Now I know the real reason he came along. So that he could tell me no. So that he could break me just one more time. I look at him, my heart already breaking.

Except he doesn’t look at me with fake regret, with thinly veiled amusement. He doesn’t smirk and tell me that I look so beautiful when I’m shattered.

Instead he pulls out a pen, businesslike. “It will need to be notarized.”

I stare at him in disbelief. “Excuse me?”

“If you want the representative of the holding company to validate an offer, it will need to be notarized.” He looks completely calm, as if he didn’t just offer me hope.

“Wait,” Uncle Landon says. “You need to think about this. The money in that escrow account is all you have left. If you spend all of it, even most of it, on the house, you won’t have anything left. How will you pay for maintenance, taxes—”

“I’ll figure it out.”

Uncle Landon gives Gabriel a brooding glance. “That’s how you got into this mess. You can take the money and build a new life for yourself. Get an apartment. Go back to college.”
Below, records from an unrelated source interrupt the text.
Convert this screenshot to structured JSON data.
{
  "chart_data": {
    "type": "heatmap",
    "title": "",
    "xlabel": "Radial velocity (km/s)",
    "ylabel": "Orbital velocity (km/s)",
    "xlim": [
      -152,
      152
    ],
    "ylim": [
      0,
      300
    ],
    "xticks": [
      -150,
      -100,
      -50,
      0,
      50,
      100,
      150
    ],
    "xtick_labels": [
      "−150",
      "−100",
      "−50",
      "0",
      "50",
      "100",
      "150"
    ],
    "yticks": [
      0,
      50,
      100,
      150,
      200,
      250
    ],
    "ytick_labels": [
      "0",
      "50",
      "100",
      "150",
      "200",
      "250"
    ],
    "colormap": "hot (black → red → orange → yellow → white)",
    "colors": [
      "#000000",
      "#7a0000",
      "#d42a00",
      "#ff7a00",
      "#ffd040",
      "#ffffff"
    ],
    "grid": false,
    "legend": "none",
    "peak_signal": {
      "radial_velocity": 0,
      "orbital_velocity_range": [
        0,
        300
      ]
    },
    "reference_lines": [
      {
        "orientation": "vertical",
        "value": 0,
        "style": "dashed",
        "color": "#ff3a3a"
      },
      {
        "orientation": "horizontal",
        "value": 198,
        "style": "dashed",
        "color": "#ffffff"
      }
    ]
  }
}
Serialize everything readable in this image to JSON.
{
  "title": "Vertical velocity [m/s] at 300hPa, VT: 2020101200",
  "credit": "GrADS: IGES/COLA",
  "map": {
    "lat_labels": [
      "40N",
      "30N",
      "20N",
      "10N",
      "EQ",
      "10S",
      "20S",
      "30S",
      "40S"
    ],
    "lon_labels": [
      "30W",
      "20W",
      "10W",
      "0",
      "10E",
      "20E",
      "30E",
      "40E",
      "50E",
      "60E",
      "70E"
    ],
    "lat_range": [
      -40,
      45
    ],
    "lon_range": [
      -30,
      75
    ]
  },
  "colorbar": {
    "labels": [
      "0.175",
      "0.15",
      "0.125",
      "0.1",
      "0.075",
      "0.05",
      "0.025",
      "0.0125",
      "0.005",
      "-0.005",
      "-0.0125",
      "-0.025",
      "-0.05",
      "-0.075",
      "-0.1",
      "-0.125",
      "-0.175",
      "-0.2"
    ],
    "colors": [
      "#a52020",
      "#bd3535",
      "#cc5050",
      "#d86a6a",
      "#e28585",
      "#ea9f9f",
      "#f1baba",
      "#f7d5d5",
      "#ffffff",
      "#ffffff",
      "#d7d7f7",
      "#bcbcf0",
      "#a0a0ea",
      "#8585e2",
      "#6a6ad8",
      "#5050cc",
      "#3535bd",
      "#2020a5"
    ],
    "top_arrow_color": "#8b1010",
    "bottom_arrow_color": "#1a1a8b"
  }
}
My heart squeezes with the desire to have those things back. To join Harper at the parties and late night study sessions. That world seems foreign now. Gabriel wasn’t so wrong when he said it was the only place where I felt safe. The only place I felt loved.

Stay here, sweetheart. Stay small. That’s when you’re safe. Stay safe.

“No,” I say, my voice strong. “I want the house.”

“Why?” Uncle Landon shakes his head, already mourning the loss.

“Sometimes people need what they need,” Gabriel says softly. “Doesn’t matter what it costs. Doesn’t matter what they give up to get it. It’s a question of survival.”

I turn back, surprised by the gravity of his tone.

Gabriel isn’t looking at Uncle Landon. He’s staring at me, as if his words are about my virginity instead of the house. As if I’m necessary to his survival. Except that can’t be true.

Uncle Landon moves into action, appearing twenty years younger as he lunges for his phone. I only distantly hear him talking to someone, telling them to get to the office right away. Shock seems to hold my body in place, like I’m carved out of concrete at the park. And he’s the sun, perpetually shining down on me, heating me from the outside in.

“You’ll outbid me,” I whisper, clinging to my despair.

I’m not sure I can survive a second blow.

Gabriel shakes his head slowly, gaze trained on mine. “It would be a conflict of interest for me to bid on a house managed by my own holding company. A violation of our contract with the city.” His voice turns wry. “And I wouldn’t want to jeopardize my standing by doing something illegal.”

The bland note is a private joke between the two of us, who both know that he’s done a hundred illegal things, a thousand, and would do them again. But he won’t do this. That’s the promise his golden eyes make in the dank office. He would hurt me, but he wouldn’t lie to me. Not about this.